In [None]:
#!python -m pip install pydivsufsort
#!jupyter notebook --NotebookApp.iopub_data_rate_limit=1.0e10
#ovo mozemo u readMe: prvi je da bi imao ovaj divsufsort, a drugi je ako jupyter pravi problem kad se ucitava fasta

In [None]:
from pydivsufsort import divsufsort

In [None]:
""" Return list of rotations of input string t """
def Rotations(t):
    tt = t * 2
    return [tt[i : i + len(t)] for i in range(0, len(t))]

In [None]:
""" Return lexicographically sorted list of t's rotations """
def BWM(t):
    return sorted(Rotations(t))

In [None]:
""" Given T, returns BWT(T) (last column) by creating BWM """
def BWTViaBWM(t):
    return ''.join(map(lambda x: x[-1], BWM(t)))

In [None]:
""" Given T return suffix array SA(T) """
def DeprecatedSuffixArray(s):
    satups = sorted([(s[i:], i) for i in range(len(s))])
    # Extract and return just the offsets
    return list(map(lambda x: x[1], satups))

In [None]:
""" Given text, return suffix array SA(text) """
def SuffixArray(text):
    return list(divsufsort(text))

In [None]:
""" Given T, returns BWT(T) (last column) by way of the suffix array """
def DeprecatedBWTViaSA(t):
    bw = []
    for si in SuffixArray(t):
        if si == 0:
            bw.append('$')
        else:
            bw.append(t[si - 1])
    return ''.join(bw) # returns string version of list bw

In [None]:
""" Given Suffix Array s and text t, return BWT(t) (last column)"""
def BWTViaSA(text, suffixArray):
    bw = []
    for si in suffixArray:
        if si == 0:
            bw.append('$')
        else:
            bw.append(text[si - 1])
    return ''.join(bw) # returns string version of list bw

In [None]:
""" Given BWT string bw, return parallel list of B-ranks.
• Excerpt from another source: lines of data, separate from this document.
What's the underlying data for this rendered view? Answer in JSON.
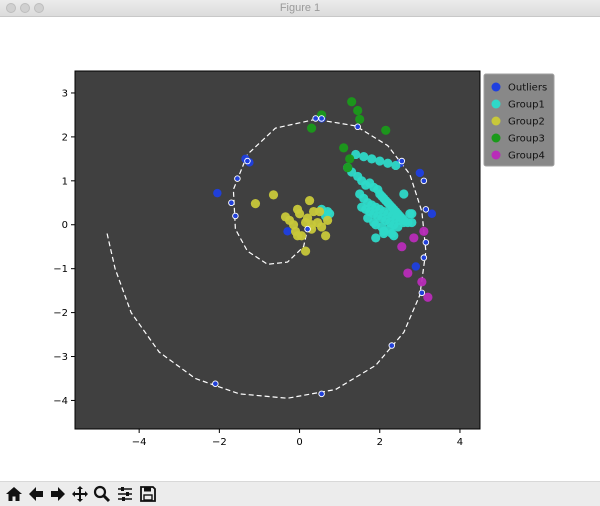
{
  "window": {
    "title": "Figure 1",
    "toolbar_icons": [
      "home-icon",
      "back-icon",
      "forward-icon",
      "pan-icon",
      "zoom-icon",
      "configure-subplots-icon",
      "save-icon"
    ]
  },
  "chart_data": {
    "type": "scatter",
    "title": "",
    "xlabel": "",
    "ylabel": "",
    "xlim": [
      -5.6,
      4.5
    ],
    "ylim": [
      -4.65,
      3.5
    ],
    "x_ticks": [
      -4,
      -2,
      0,
      2,
      4
    ],
    "y_ticks": [
      3,
      2,
      1,
      0,
      -1,
      -2,
      -3,
      -4
    ],
    "grid": false,
    "legend_position": "outside-top-right",
    "background": "#404040",
    "colors": {
      "Outliers": "#1f3fe0",
      "Group1": "#2ed9c8",
      "Group2": "#c8c83a",
      "Group3": "#1a9a1a",
      "Group4": "#b82cb8",
      "spiral": "#ffffff"
    },
    "legend": [
      "Outliers",
      "Group1",
      "Group2",
      "Group3",
      "Group4"
    ],
    "spiral": {
      "style": "dashed",
      "points": [
        [
          -4.8,
          -0.2
        ],
        [
          -4.6,
          -1.0
        ],
        [
          -4.2,
          -2.0
        ],
        [
          -3.5,
          -2.9
        ],
        [
          -2.6,
          -3.5
        ],
        [
          -1.5,
          -3.85
        ],
        [
          -0.3,
          -3.95
        ],
        [
          0.9,
          -3.75
        ],
        [
          1.9,
          -3.2
        ],
        [
          2.6,
          -2.45
        ],
        [
          3.0,
          -1.6
        ],
        [
          3.15,
          -0.6
        ],
        [
          3.05,
          0.3
        ],
        [
          2.75,
          1.15
        ],
        [
          2.2,
          1.8
        ],
        [
          1.4,
          2.25
        ],
        [
          0.4,
          2.4
        ],
        [
          -0.6,
          2.2
        ],
        [
          -1.3,
          1.6
        ],
        [
          -1.65,
          0.8
        ],
        [
          -1.6,
          -0.1
        ],
        [
          -1.3,
          -0.6
        ],
        [
          -0.8,
          -0.9
        ],
        [
          -0.3,
          -0.85
        ],
        [
          0.1,
          -0.5
        ],
        [
          0.2,
          -0.1
        ]
      ]
    },
    "series": [
      {
        "name": "Outliers",
        "x": [
          -2.05,
          -1.25,
          -1.35,
          0.55,
          2.5,
          3.0,
          3.3,
          2.9,
          -0.3
        ],
        "y": [
          0.72,
          1.42,
          1.5,
          2.42,
          1.4,
          1.18,
          0.25,
          -0.95,
          -0.15
        ]
      },
      {
        "name": "Group1",
        "x": [
          1.2,
          1.3,
          1.45,
          1.55,
          1.65,
          1.75,
          1.85,
          1.95,
          2.0,
          2.05,
          2.1,
          2.15,
          2.2,
          2.25,
          2.3,
          2.35,
          2.4,
          2.45,
          2.5,
          2.55,
          2.6,
          2.7,
          2.8,
          1.5,
          1.6,
          1.7,
          1.8,
          1.9,
          2.0,
          2.1,
          2.2,
          2.3,
          2.4,
          2.5,
          2.6,
          1.55,
          1.65,
          1.75,
          1.85,
          1.95,
          2.05,
          2.15,
          2.25,
          2.35,
          2.45,
          1.85,
          2.05,
          2.25,
          1.4,
          1.6,
          1.8,
          2.0,
          2.2,
          2.4,
          1.7,
          1.9,
          2.1,
          2.3,
          2.6,
          2.75,
          0.55,
          0.7,
          0.75,
          0.65,
          1.9,
          2.1,
          2.35,
          2.8
        ],
        "y": [
          1.3,
          1.2,
          1.1,
          1.0,
          0.9,
          0.95,
          0.85,
          0.8,
          0.7,
          0.65,
          0.6,
          0.55,
          0.5,
          0.45,
          0.4,
          0.35,
          0.3,
          0.25,
          0.2,
          0.15,
          0.1,
          0.05,
          0.25,
          0.7,
          0.6,
          0.5,
          0.45,
          0.4,
          0.35,
          0.3,
          0.25,
          0.2,
          0.15,
          0.1,
          0.05,
          0.4,
          0.35,
          0.3,
          0.25,
          0.2,
          0.15,
          0.1,
          0.05,
          0.0,
          -0.05,
          0.05,
          -0.05,
          -0.1,
          1.6,
          1.55,
          1.5,
          1.45,
          1.4,
          1.35,
          0.15,
          0.0,
          -0.15,
          -0.2,
          0.7,
          0.25,
          0.35,
          0.3,
          0.25,
          0.2,
          -0.3,
          -0.2,
          -0.25,
          0.05
        ]
      },
      {
        "name": "Group2",
        "x": [
          -0.65,
          -1.1,
          -0.35,
          -0.15,
          0.0,
          0.15,
          -0.1,
          0.05,
          0.2,
          0.35,
          0.45,
          -0.25,
          -0.05,
          0.25,
          0.55,
          0.65,
          0.7,
          0.5,
          0.3,
          -0.05,
          0.15,
          0.3
        ],
        "y": [
          0.68,
          0.48,
          0.18,
          0.0,
          0.25,
          0.05,
          -0.15,
          -0.25,
          0.15,
          0.3,
          0.05,
          0.1,
          0.35,
          0.55,
          -0.05,
          -0.25,
          0.1,
          0.3,
          -0.1,
          -0.25,
          -0.6,
          0.0
        ]
      },
      {
        "name": "Group3",
        "x": [
          0.55,
          0.3,
          1.3,
          1.45,
          1.5,
          1.25,
          1.1,
          2.15,
          1.2
        ],
        "y": [
          2.5,
          2.2,
          2.8,
          2.6,
          2.4,
          1.5,
          1.75,
          2.15,
          1.3
        ]
      },
      {
        "name": "Group4",
        "x": [
          2.55,
          2.7,
          2.85,
          3.05,
          3.2,
          3.1
        ],
        "y": [
          -0.5,
          -1.1,
          -0.3,
          -1.3,
          -1.65,
          -0.15
        ]
      },
      {
        "name": "spiral_markers",
        "x": [
          -2.1,
          -1.7,
          -1.55,
          -1.6,
          -1.3,
          0.4,
          0.55,
          1.45,
          2.55,
          3.1,
          3.15,
          3.15,
          3.1,
          3.05,
          2.3,
          0.55,
          0.2
        ],
        "y": [
          -3.62,
          0.5,
          1.05,
          0.2,
          1.45,
          2.42,
          2.42,
          2.23,
          1.45,
          1.0,
          0.35,
          -0.4,
          -0.75,
          -1.55,
          -2.75,
          -3.85,
          -0.1
        ]
      }
    ]
  }
}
Also
    return tots: map from character to # times it appears. """
def RankBWT(bw):
    tots = dict()
    ranks = []
    for c in bw:
        if c not in tots:
            tots[c] = 0
        ranks.append(tots[c])
        tots[c] += 1
    return ranks, tots

In [None]:
""" Return map from character to the range of rows prefixed by 
    the character. """
def FirstColumn(tots):
    first = {}
    totc = 0
    for c, count in sorted(tots.items()):
        first[c] = (totc, totc + count)
        totc += count
    return first

In [None]:
""" Make T from BWT(T) """
def ReverseBWT(bw):
    ranks, tots = RankBWT(bw)
    first = FirstColumn(tots)
    rowi = 0   # first row
    t = '$'    # rightmost character
    while bw[rowi] != '$':
        c = bw[rowi]
        t = c + t    # prepend to answer
        # jump to row that starts with c of same rank
        rowi = first[c][0] + ranks[rowi]
    return t

In [None]:
"""Return the min and max ranks of a specified caracter from the BWT"""
def setRank(ranks, lColumn, char, lowerIndex, higherIndex):
    indexesOfChar = []
    
    for i in range(lowerIndex, higherIndex):#lower index is inclusive, higher is exclusive
        if lColumn[i] == char:
            indexesOfChar.append(i)
        
    lowerIndex = min(indexesOfChar)
    higherIndex = max(indexesOfChar)
    
    return (ranks[lowerIndex], ranks[higherIndex])

In [None]:
"""Return the range of indexes for a specified caracter with given ranks from the First Column of BWM"""
def setIndex(fColumn, char, lowerRank, higherRank):
    lowerIndex = fColumn[char][0] + lowerRank
    higherIndex = fColumn[char][0] + higherRank + 1 #+1 is to make higherIndex exclusive
    return (lowerIndex, higherIndex)

In [None]:
"""Return positions where the pattern matches the sequence, otherwise throw exception"""
def DeprecatedSearch(seqence, pattern):
    lColumn = BWTViaBWM(seqence)
    ranks, tots = RankBWT(lColumn)
    fColumn = FirstColumn(tots)
    positions = SuffixArray(seqence)
    
    lowerIndex = 0
    higherIndex = 0
    lowerRank = 0
    higherRank = 0
    firstIteration = True
    
    for char in reversed(pattern):
        if firstIteration:
            firstIteration = False
            (lowerIndex, higherIndex) = fColumn[char]
            continue
        (lowerRank, higherRank) = setRank(ranks, lColumn, char, lowerIndex, higherIndex)
        (lowerIndex, higherIndex) = setIndex(fColumn, char, lowerRank, higherRank)
    
    return [positions[i] for i in range(lowerIndex, higherIndex)]

In [None]:
"""Return positions where the pattern matches the sequence, otherwise throw exception"""
def Search(seqence, pattern):
    positions = SuffixArray(seqence)
    lColumn = BWTViaSA(seqence, positions)
    ranks, tots = RankBWT(lColumn)
    fColumn = FirstColumn(tots)
    
    lowerIndex = 0
    higherIndex = 0
    lowerRank = 0
    higherRank = 0
    firstIteration = True
    
    for char in reversed(pattern):
        if firstIteration:
            firstIteration = False
            (lowerIndex, higherIndex) = fColumn[char]
            continue
        (lowerRank, higherRank) = setRank(ranks, lColumn, char, lowerIndex, higherIndex)
        (lowerIndex, higherIndex) = setIndex(fColumn, char, lowerRank, higherRank)
    
    return [positions[i] for i in range(lowerIndex, higherIndex)]